Most active projects end up with both files — the pair keeps planning context (CLAUDE.md) and action items (TODO.md) separated. When a TODO.md grows unwieldy, split topics into TODO_*.md files (e.g., TODO_PERF.md, TODO_RELEASE.md). Add design subdirs as the project demands.

New quest

1. Decide: standalone or part of a group? 2. Standalone: create quests/{slug}.md with the standard fields above 3. Quest group: create quests/{prefix}/CLAUDE.md overview + numbered files 4. Add the quest to the index in quests/CLAUDE.md

New skill

1. Create skills/{name}/SKILL.md with YAML frontmatter 2. Add references/ for detailed docs, scripts/ for executables if needed 3. Optionally add a lore entry: lore/{skill-name}/CLAUDE.md

Worktrees

Git worktrees provide isolation for parallel grimoire work. When a quest modifies state in both implementation repos and the grimoire, both can get worktrees — the isolation boundary matches the unit of work.

When to use: Parallel quest work (two agents, two quests, no conflicts), significant lore restructures that should be reviewed before landing, or experimental planning changes.

Convention: Use Claude Code's worktree support or git worktree add directly. A quest branch in the grimoire parallels the quest branches in implementation repos.

Key Concepts

Taste: The grimoire encodes a developer's (or team's) taste — which patterns are valued, which tradeoffs are preferred, what "good" looks like. Taste is what makes a grimoire yours rather than generic documentation. It can't be mechanically extracted from code. This is what makes shared grimoires hard (taste must be negotiated, not just merged) and what makes grimoires powerful (agents can apply taste fluidly rather than following rigid rules).

Growth trajectory: A grimoire starts small — one CLAUDE.md, a couple lore/{project}/TODO.md files. Quests appear when work first spans multiple repos. Writing appears when ideas emerge that don't project any single repo. Don't build structure speculatively — let it emerge from genuine need.

Transparency as constraint: Making the full scope visible — via indexes, structure diagrams — creates accountability. File sprawl becomes obvious when every file must be listed. The index isn't documentation; it's a mirror that pressures the grimoire to stay lean.

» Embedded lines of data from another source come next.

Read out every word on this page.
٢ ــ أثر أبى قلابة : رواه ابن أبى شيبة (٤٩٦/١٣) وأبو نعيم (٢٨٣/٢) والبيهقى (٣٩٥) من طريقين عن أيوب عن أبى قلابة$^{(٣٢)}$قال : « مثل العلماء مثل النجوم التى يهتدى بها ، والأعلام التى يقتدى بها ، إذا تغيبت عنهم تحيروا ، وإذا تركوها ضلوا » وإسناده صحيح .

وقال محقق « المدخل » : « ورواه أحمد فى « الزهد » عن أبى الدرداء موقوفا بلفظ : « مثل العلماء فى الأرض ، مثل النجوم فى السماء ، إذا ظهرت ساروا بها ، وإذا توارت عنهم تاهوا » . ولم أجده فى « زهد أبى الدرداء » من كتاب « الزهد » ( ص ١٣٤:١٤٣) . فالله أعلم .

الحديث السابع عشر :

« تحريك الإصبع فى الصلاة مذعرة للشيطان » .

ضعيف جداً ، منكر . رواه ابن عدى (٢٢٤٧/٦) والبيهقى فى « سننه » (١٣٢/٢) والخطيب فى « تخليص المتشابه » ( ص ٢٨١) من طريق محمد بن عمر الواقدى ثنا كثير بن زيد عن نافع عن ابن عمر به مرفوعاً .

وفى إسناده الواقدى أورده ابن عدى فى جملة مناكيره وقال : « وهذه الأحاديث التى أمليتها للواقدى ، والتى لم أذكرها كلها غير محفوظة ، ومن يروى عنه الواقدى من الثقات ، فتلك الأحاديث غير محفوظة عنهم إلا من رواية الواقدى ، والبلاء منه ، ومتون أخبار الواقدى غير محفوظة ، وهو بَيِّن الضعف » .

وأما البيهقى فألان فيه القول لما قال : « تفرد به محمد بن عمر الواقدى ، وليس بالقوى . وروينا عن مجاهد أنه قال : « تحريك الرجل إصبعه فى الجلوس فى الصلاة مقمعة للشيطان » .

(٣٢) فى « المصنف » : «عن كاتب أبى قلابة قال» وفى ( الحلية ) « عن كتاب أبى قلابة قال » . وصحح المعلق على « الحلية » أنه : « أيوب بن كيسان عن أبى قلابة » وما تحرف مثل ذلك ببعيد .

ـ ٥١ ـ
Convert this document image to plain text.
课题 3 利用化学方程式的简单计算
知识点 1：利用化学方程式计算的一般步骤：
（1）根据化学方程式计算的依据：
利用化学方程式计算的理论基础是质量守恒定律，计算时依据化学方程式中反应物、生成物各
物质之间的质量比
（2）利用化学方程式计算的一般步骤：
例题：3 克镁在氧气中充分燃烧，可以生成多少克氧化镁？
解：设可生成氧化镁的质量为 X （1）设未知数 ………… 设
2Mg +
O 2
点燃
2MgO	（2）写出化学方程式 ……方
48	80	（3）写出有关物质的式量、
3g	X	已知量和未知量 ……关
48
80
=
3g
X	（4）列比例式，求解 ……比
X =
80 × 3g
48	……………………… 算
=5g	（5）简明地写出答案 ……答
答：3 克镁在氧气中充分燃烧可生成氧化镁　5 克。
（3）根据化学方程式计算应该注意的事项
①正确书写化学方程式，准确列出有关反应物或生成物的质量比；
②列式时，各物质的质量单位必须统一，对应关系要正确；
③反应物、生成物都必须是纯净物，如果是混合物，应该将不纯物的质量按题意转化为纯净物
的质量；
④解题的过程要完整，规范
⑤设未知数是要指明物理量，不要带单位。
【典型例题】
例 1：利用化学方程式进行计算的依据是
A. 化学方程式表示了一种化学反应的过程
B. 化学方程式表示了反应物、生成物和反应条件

Private or shared: A grimoire can be personal (spanning private and public repos in ways too detailed for public consumption) or collaborative (a team sharing taste and evolving it together). Either way, the synthesis step — published → lore — needs coherent taste. Groups can share that taste; it doesn't require a single author.

Common Pitfalls

- Always update the quest index — when creating a new quest, add it to quests/CLAUDE.md. The index is the only discovery mechanism. - Don't create a quest for single-repo work — use lore/{project}/TODO.md instead. Quests span 2+ repos or have significant multi-phase scope. - Don't copy repo CLAUDE.md into lore — lore CLAUDE.md holds planning context (why, decisions, relationships), not implementation context (how to build, test, deploy). If the repo already says it, don't restate it. - Don't let blocked quests sit indefinitely — if a quest has been blocked for more than a month, either update its dependencies, break it into smaller pieces, or close it. - Prune decisions aggressively — delete decision entries when the reasoning is obvious from the code or the decision is old enough to just be "how things are."